The House of Staunton is proud to offer the Reykjavik II Series Chess set. A full tournament-sized Chess set, it features a 3.75" King with a 1.6" diameter base. The Chess pieces are hand carved by our master artisans and crafted out of the highest grade woods. The Chess pieces are heavily weighted with luxurious billiard cloth base pads and a beautiful finish. The design of the Reykjavik II Chess set is an exact reproduction of the Chess set used by the legendary American Grandmaster Bobby Fischer when he won the 1972 World Chess Championship against the reigning World Champion Grandmaster Boris Spassky in Reykjavik, Iceland. The Chess set has been designed to withstand years of use (and abuse), as it lacks many of the ornate details commonly found on Chess Sets that can be susceptible to damage in the heat of battle. For example, the Chess set features reinforced Pawn collars and oversized Rook ramparts for unmatched durability. The Reykjavik II Series Chess set is ideal for those that are interested in both the historical importance of the game of Chess, as well as those looking for an attractive Chess set that is both economical and durable.

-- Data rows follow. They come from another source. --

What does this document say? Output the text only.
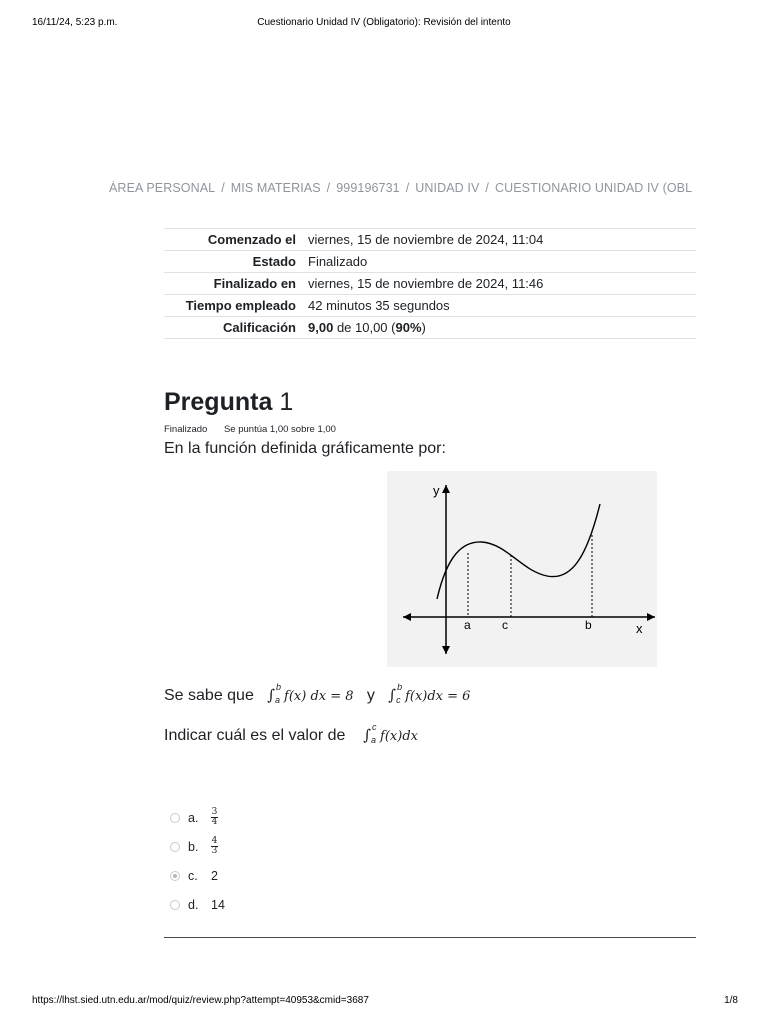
16/11/24, 5:23 p.m.	Cuestionario Unidad IV (Obligatorio): Revisión del intento
ÁREA PERSONAL / MIS MATERIAS / 999196731 / UNIDAD IV / CUESTIONARIO UNIDAD IV (OBL
Comenzado el	viernes, 15 de noviembre de 2024, 11:04
Estado	Finalizado
Finalizado en	viernes, 15 de noviembre de 2024, 11:46
Tiempo empleado	42 minutos 35 segundos
Calificación	9,00 de 10,00 (90%)
Pregunta 1
Finalizado Se puntúa 1,00 sobre 1,00
En la función definida gráficamente por:
y
x
a	c	b
Se sabe que ∫ b
a f(x) dx = 8 y ∫ b
c f(x)dx = 6
Indicar cuál es el valor de ∫ c
a f(x)dx
a.	$\frac{3}{4}$
b.	$\frac{4}{3}$
c.	2
d.	14
https://lhst.sied.utn.edu.ar/mod/quiz/review.php?attempt=40953&cmid=3687	1/8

As with all of our Chess sets, the Reykjavik II Series Chessmen exemplifies a perfect combination of distinct beauty and functionality. It has been designed to withstand the rigors of practical play while maintaining an elegance which has become the hallmark of a House of Staunton chess set. The design, quality and craftsmanship of this set is UNMATCHED by any set of Chessmen in its price range. Nothing even comes close!
The Chessmen are new and each set consists of 34 Chessmen, including four Queens, a standard that was introduced by The House of Staunton in 1993.